All in all, that summer of baseball gave me the same kind of feeling rock critic
Jon Landau must have had in 1974 when, on a rainy night in Cambridge, Massachusetts,
he first heard an obscure young singer named Bruce Springsteen. Landau, 26 at
the time, later wrote of his discovery: “On a night when I needed to feel young,
he made me feel like I was hearing music for the very first time.” I’ve been
around baseball – or rather, it’s been around me – all my life. But the things
that happened during the summer of 1999 made me feel like I was seeing baseball
for the very first time. And Ramón Martínez was at the center of it. That season
turned out with a happy ending for him – he went up to the Red Sox and got in
a couple of starts at the end of the season, and then pitched valiantly and
well in the playoffs. But ever since then, he’s struggled. He’s been a very
bad pitcher these last two seasons, painful as it is for me to say it. And now
he’s decided that he doesn’t have it anymore.
When your favorite player retires, strange and sometimes unwelcome emotions
run through you. I’ve gone through it once before, when Kirk Gibson retired
in 1995. But Ramón is different. He’s the first player whose career I have followed
closely in its entirety, from the very beginning to the very end. The 19-year-old
Class-A stringbean evolved into a stubborn, respected veteran, struggling against
a body that will no longer do the things he wants it to.
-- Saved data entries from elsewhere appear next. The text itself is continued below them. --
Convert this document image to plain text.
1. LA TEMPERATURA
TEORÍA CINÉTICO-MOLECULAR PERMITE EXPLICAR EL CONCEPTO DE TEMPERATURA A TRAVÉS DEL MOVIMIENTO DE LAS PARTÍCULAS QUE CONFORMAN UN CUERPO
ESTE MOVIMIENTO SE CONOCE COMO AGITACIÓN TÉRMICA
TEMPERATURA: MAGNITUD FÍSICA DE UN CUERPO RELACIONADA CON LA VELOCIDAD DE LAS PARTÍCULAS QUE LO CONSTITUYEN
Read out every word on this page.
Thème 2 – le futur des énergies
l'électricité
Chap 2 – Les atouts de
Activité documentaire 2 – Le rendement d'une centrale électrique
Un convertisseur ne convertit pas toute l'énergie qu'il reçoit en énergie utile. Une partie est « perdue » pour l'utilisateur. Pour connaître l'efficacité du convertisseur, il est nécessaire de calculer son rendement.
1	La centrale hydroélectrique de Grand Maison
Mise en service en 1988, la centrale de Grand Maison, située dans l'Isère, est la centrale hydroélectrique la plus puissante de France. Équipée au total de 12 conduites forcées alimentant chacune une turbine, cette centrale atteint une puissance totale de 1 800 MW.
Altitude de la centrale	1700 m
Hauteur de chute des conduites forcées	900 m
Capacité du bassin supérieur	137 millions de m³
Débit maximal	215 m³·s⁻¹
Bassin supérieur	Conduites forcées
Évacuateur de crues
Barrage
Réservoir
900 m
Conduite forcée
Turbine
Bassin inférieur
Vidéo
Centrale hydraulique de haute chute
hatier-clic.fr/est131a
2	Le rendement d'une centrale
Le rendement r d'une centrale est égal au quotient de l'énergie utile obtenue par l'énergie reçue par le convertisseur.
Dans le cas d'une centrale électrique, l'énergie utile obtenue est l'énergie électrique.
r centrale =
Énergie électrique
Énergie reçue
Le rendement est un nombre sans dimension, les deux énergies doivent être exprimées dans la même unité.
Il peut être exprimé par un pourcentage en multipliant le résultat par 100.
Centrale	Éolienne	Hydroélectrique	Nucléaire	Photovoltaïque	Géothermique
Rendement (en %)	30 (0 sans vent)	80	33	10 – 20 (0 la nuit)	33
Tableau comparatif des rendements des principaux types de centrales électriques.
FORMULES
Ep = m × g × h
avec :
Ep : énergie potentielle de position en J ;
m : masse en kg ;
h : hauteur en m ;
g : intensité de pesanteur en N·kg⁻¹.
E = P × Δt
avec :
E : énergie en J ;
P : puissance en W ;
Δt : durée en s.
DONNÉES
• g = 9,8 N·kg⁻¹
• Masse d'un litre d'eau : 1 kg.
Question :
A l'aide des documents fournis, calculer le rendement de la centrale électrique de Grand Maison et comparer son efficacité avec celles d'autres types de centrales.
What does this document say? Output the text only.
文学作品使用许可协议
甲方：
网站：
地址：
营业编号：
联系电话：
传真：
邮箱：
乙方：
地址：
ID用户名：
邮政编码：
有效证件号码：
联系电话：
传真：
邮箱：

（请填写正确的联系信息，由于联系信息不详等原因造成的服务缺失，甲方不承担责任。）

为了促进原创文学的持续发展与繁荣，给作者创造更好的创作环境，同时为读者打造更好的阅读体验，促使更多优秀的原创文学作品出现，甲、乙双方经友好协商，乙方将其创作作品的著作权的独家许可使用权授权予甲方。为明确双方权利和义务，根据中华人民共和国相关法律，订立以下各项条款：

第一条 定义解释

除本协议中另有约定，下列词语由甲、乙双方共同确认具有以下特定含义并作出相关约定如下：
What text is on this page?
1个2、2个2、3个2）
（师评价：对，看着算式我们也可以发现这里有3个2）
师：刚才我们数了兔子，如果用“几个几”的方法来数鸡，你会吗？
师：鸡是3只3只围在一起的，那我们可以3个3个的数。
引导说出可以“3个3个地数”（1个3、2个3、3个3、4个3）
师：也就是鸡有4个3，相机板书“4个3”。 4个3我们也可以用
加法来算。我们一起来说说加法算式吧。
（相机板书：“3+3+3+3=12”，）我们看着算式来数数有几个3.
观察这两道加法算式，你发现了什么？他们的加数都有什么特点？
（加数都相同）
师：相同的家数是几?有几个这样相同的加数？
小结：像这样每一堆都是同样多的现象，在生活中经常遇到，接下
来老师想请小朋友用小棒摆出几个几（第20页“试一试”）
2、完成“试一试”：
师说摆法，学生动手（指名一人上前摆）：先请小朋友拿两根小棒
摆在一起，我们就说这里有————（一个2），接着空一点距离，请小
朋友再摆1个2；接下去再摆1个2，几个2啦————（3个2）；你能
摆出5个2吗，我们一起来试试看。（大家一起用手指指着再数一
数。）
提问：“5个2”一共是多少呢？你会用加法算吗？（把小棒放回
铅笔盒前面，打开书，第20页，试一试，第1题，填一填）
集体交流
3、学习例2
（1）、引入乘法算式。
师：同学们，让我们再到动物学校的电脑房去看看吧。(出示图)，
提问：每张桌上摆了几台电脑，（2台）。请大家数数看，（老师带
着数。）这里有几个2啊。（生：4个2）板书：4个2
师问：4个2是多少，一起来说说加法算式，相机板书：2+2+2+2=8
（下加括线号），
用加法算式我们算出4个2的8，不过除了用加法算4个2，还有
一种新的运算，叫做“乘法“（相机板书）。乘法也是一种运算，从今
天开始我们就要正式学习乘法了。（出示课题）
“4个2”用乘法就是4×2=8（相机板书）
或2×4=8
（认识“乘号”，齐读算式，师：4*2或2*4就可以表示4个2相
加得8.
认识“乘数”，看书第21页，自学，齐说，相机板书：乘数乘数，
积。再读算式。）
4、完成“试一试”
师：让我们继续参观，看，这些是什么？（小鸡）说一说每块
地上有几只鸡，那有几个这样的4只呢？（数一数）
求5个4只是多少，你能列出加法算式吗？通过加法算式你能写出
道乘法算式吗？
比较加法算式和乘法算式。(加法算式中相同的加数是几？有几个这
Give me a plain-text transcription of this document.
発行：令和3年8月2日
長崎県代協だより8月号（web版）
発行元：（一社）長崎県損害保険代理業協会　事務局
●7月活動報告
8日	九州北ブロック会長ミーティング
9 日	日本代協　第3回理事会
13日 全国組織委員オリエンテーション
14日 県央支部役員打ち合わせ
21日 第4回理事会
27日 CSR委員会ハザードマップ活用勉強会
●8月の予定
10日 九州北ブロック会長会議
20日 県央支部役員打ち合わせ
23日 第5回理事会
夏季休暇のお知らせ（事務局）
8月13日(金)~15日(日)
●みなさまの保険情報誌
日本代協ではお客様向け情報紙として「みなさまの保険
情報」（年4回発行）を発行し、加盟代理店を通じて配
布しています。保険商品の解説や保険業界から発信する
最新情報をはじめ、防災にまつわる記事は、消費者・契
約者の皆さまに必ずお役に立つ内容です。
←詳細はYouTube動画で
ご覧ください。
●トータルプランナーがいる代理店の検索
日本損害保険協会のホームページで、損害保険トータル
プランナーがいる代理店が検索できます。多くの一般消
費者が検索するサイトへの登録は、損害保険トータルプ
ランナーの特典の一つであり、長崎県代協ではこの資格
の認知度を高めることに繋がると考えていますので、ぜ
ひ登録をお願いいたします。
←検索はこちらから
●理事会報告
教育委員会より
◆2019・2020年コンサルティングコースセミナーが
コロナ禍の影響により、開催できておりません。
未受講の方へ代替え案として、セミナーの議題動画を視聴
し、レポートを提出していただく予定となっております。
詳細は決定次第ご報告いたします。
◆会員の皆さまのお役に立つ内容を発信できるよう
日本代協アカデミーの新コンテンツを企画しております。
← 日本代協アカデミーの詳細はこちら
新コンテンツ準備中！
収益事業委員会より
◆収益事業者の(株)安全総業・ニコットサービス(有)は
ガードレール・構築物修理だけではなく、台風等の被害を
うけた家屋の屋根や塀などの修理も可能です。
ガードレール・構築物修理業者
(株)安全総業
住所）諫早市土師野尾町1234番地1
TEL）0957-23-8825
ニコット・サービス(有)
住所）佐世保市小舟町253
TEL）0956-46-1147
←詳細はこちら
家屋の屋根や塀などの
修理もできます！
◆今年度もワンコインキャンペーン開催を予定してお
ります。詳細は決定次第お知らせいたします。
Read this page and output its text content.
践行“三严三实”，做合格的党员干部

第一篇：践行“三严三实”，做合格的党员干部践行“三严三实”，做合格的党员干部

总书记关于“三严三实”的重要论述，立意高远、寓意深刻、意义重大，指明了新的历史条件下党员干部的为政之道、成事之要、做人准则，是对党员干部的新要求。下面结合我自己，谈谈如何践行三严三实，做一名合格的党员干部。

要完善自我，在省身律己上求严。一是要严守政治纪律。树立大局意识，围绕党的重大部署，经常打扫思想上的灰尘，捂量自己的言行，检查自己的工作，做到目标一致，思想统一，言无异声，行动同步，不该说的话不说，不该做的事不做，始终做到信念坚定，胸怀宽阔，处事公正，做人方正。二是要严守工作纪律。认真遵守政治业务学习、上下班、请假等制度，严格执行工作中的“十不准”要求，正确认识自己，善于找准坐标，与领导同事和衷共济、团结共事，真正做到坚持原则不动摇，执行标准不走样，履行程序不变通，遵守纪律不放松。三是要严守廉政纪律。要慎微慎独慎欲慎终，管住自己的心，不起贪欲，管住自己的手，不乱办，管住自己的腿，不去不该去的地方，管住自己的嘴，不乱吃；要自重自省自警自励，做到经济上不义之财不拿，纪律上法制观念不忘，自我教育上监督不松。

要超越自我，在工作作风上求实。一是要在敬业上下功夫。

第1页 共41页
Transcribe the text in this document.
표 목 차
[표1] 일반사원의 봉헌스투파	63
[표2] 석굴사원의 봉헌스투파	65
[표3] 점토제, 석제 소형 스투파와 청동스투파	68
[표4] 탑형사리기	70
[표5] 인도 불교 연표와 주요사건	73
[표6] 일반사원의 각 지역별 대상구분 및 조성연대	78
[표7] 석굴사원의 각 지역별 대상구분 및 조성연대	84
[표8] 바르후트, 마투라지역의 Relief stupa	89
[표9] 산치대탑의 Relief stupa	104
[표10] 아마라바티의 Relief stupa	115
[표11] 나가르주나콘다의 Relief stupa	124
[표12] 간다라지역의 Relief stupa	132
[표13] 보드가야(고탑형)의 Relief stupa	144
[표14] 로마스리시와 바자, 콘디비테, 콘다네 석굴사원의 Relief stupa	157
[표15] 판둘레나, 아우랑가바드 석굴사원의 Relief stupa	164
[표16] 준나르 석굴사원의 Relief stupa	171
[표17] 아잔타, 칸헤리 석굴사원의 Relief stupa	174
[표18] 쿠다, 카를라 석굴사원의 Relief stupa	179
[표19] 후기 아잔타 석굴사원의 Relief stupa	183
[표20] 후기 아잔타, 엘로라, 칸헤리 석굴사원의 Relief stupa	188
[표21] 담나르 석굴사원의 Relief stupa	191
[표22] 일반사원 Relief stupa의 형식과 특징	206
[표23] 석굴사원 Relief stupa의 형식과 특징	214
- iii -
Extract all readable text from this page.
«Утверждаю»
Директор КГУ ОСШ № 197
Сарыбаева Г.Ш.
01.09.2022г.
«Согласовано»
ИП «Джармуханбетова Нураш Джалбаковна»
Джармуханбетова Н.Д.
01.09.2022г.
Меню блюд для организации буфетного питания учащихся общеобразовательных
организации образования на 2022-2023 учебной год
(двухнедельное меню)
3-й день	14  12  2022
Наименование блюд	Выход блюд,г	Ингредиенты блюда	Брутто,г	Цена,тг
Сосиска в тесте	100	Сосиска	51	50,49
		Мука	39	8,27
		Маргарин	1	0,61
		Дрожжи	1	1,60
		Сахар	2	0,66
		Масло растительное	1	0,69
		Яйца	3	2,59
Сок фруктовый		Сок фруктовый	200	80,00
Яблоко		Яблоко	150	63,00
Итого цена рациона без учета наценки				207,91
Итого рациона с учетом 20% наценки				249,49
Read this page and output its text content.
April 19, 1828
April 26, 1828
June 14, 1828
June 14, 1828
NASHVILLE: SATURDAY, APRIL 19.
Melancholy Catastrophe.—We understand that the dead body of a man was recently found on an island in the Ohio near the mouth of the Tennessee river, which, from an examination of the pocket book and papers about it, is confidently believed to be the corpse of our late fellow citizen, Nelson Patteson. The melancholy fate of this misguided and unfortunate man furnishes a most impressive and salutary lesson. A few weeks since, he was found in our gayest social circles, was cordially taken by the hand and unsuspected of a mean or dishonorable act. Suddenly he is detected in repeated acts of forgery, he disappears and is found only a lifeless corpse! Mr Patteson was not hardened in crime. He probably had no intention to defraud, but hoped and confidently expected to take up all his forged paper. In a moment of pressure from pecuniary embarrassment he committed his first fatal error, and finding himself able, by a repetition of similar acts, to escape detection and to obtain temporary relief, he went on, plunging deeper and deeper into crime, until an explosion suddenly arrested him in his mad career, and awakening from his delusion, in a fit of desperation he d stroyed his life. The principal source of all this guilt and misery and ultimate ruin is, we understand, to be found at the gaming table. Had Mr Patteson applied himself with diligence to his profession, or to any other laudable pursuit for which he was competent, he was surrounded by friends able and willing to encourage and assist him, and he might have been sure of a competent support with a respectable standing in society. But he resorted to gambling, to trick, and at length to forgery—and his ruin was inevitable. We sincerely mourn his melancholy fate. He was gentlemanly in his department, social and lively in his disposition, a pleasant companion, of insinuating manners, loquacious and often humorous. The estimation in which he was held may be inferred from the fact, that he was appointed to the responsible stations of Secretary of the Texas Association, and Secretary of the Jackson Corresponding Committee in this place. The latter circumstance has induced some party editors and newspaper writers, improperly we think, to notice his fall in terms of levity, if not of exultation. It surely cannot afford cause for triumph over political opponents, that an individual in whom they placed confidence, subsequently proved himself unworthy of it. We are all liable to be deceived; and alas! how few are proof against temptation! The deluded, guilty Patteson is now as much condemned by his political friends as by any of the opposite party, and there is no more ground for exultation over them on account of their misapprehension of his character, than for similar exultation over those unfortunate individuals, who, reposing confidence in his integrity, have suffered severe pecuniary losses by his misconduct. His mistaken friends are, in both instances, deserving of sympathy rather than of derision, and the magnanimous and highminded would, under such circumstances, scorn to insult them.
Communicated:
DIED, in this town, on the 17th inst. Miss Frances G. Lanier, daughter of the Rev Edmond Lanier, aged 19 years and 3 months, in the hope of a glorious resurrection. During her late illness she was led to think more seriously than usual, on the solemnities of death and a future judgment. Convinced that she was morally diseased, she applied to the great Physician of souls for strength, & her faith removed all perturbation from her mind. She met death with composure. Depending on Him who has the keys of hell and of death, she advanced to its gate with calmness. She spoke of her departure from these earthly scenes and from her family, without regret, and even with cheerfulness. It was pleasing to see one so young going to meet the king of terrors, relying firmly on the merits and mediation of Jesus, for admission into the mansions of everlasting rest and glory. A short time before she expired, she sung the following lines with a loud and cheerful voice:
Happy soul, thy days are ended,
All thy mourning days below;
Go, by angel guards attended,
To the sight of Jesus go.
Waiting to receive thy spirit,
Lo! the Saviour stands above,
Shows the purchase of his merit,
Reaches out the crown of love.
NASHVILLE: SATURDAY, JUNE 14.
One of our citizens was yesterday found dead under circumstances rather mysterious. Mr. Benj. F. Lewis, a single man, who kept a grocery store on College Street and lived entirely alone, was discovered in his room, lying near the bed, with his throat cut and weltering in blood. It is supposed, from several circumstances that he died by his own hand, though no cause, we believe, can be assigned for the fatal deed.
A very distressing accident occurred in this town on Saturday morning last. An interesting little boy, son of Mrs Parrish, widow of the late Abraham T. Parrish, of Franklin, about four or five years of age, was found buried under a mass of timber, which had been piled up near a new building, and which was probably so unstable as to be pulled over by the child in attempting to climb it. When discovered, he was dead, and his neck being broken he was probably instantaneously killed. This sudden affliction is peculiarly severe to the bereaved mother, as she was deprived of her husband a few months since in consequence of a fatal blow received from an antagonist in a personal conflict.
It was a good career,
better than most, not as good as some. He will not make the Hall of Fame, and
few will think of him after he’s gone. But I’ll remember. Thanks, Ramón. Thanks
for the smile.
---------------------------
Eric Enders is a freelance writer and a researcher at the National Baseball
Hall of Fame Library in Cooperstown, New York. He thanks those who made it to
the end of this article for enduring its blatant oversentimentality, if that’s
a word. He promises it won’t happen again.